Andrew McChesney, news editor, Adventist Review

The leader of the Seventh-day Adventist Church in Germany’s Bavaria region called on church members to reach out to their communities in a special way after three violent attacks in less than a week left the country reeling.

Adventist believers joined people across Germany in expressing shock and sorrow after an 18-year-old German-Iranian student killed nine people at the Olympia Mall in Munich on Friday evening. Several days earlier, on July 19, a 17-year-old Afghan refugee wielding an ax and a knife injured four people on a train before being shot dead by police. Then on Sunday, a rejected Syrian asylum seeker blew himself up and injured 12 people with a backpack bomb in the southern town of Ansbach. All three attacks occurred in Germany’s Bavaria region.

“We are concerned about the development of violence and terror in our country,” said Wolfgang Dorn, president of the Adventist Church’s Bavarian Conference.

“As Adventist believers, we want our churches to be places of refuge for the weak and for the suffering,” he said in a statement released Monday by the church’s Inter-European Division. “Our churches should be a safe place for people who are longing for protection and security and who live in areas affected by sin and suffering.”

An Adventist congregation in Munich canceled a previously planned fifth-anniversary celebration on Sabbath to instead hold a memorial service for those killed at the shopping center hours earlier.

Pastor Miodrag Jovanovic called on worshippers at the Munich-Waldfrieden Seventh-day Adventist Church to continue to believe in good despite the evil in the world.

“Jovanovic highlighted also the excellent work of the police and so many helping citizens,” the Inter-European Division said in the statement. “Finally, Jovanovic called on the audience to be ‘messengers of comfort and confidence.’”

The division noted that many of those killed in the shopping center attack were teens.

“We mourn the death of boys and girls, Germans and foreigners, Christians and Muslims,” it said. “Never should a father see the death of his children. Never should a mother mourn the loss her offspring.”

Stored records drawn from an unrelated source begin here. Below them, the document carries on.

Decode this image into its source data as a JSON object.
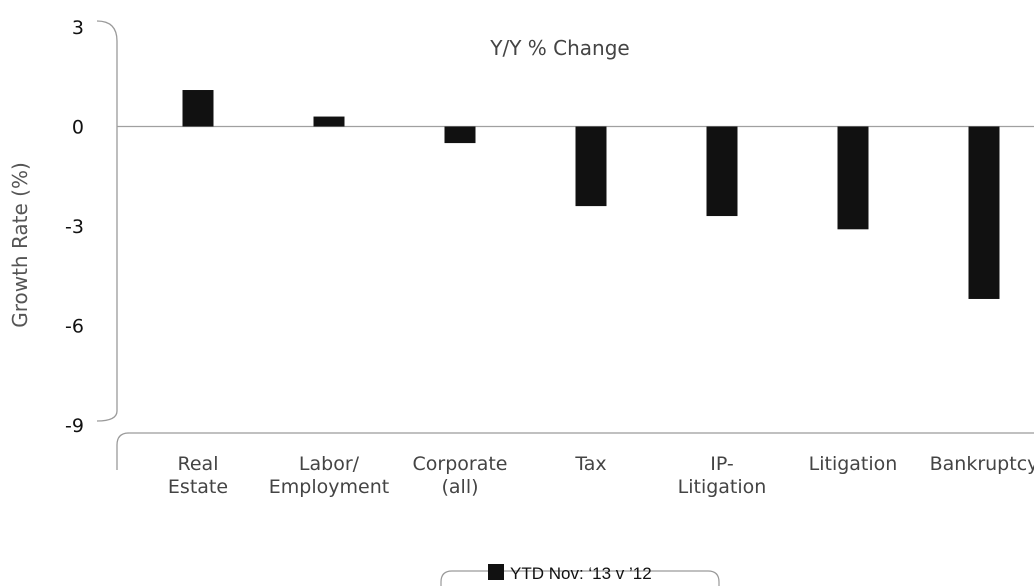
{
  "chart_data": {
    "type": "bar",
    "title": "Y/Y % Change",
    "xlabel": "",
    "ylabel": "Growth Rate (%)",
    "ylim": [
      -9,
      3
    ],
    "yticks": [
      3,
      0,
      -3,
      -6,
      -9
    ],
    "categories": [
      [
        "Real",
        "Estate"
      ],
      [
        "Labor/",
        "Employment"
      ],
      [
        "Corporate",
        "(all)"
      ],
      [
        "Tax"
      ],
      [
        "IP-",
        "Litigation"
      ],
      [
        "Litigation"
      ],
      [
        "Bankruptcy"
      ]
    ],
    "series": [
      {
        "name": "YTD Nov: ‘13 v ’12",
        "values": [
          1.1,
          0.3,
          -0.5,
          -2.4,
          -2.7,
          -3.1,
          -5.2
        ]
      }
    ],
    "colors": {
      "bar": "#111111",
      "axis": "#9a9a9a",
      "zero_line": "#a0a0a0"
    },
    "grid": false,
    "legend_position": "bottom"
  }
}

On his Facebook page, Adventist Church president Ted N.C. Wilson said his heart went out to those affected by the violence in Germany and also in Afghanistan, where a suicide bomb attack killed 80 people in Kabul on Saturday. He urged church members worldwide to show compassion and to get involved in sharing “the great hope we have in salvation through the righteousness of Christ and in His soon second coming.”